Quant à la recevabilité B.3.1. Le Conseil des ministres fait valoir que la partie requérante ne dispose pas de l'intérêt requis et que le recours est dès lors irrecevable.
B.3.2. La Constitution et la loi spéciale du 6 janvier 1989 sur la Cour constitutionnelle imposent à toute personne physique ou morale qui introduit un recours en annulation de justifier d'un intérêt. Ne justifient de l'intérêt requis que les personnes dont la situation pourrait être affectée directement et défavorablement par la norme attaquée.
B.3.3. L'examen limité de la recevabilité du recours en annulation auquel la Cour a pu procéder dans le cadre de la demande de suspension ne fait pas apparaître que le recours en annulation - et donc la demande de suspension - doive être considéré comme irrecevable à défaut d'intérêt.
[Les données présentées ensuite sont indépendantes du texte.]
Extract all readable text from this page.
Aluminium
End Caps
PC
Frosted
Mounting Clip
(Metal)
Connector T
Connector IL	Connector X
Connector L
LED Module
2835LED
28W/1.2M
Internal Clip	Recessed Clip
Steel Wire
La partie requérante distribue et exploite en effet des distributeurs automatiques de tabac dans des établissements horeca. Elle peut donc être affectée directement et défavorablement par les dispositions attaquées, qui interdisent la vente de produits de tabac au moyen de tels appareils automatiques. La circonstance que la partie requérante, ainsi que le fait valoir le Conseil des ministres, exercerait aussi d'autres activités n'y change rien.
Quant aux conditions de la suspension B.4. Aux termes de l'article 20, 1°, de la loi spéciale du 6 janvier 1989 sur la Cour constitutionnelle, deux conditions de fond doivent être remplies pour que la suspension puisse être décidée : - des moyens sérieux doivent être invoqués; - l'exécution immédiate de la règle attaquée doit risquer de causer un préjudice grave difficilement réparable.
Les deux conditions étant cumulatives, la constatation que l'une de ces deux conditions n'est pas remplie entraîne le rejet de la demande de suspension.
B.5. Il ressort de l'article 22 de la loi spéciale du 6 janvier 1989 que, pour satisfaire à la seconde condition de l'article 20, 1°, de cette loi, la personne qui forme une demande de suspension doit exposer, dans sa requête, des faits concrets et précis qui prouvent à suffisance que l'application immédiate des dispositions dont elle demande l'annulation risque de lui causer un préjudice grave difficilement réparable, qui ne pourrait être réparé ou qui pourrait difficilement l'être en cas d'annulation de ces normes.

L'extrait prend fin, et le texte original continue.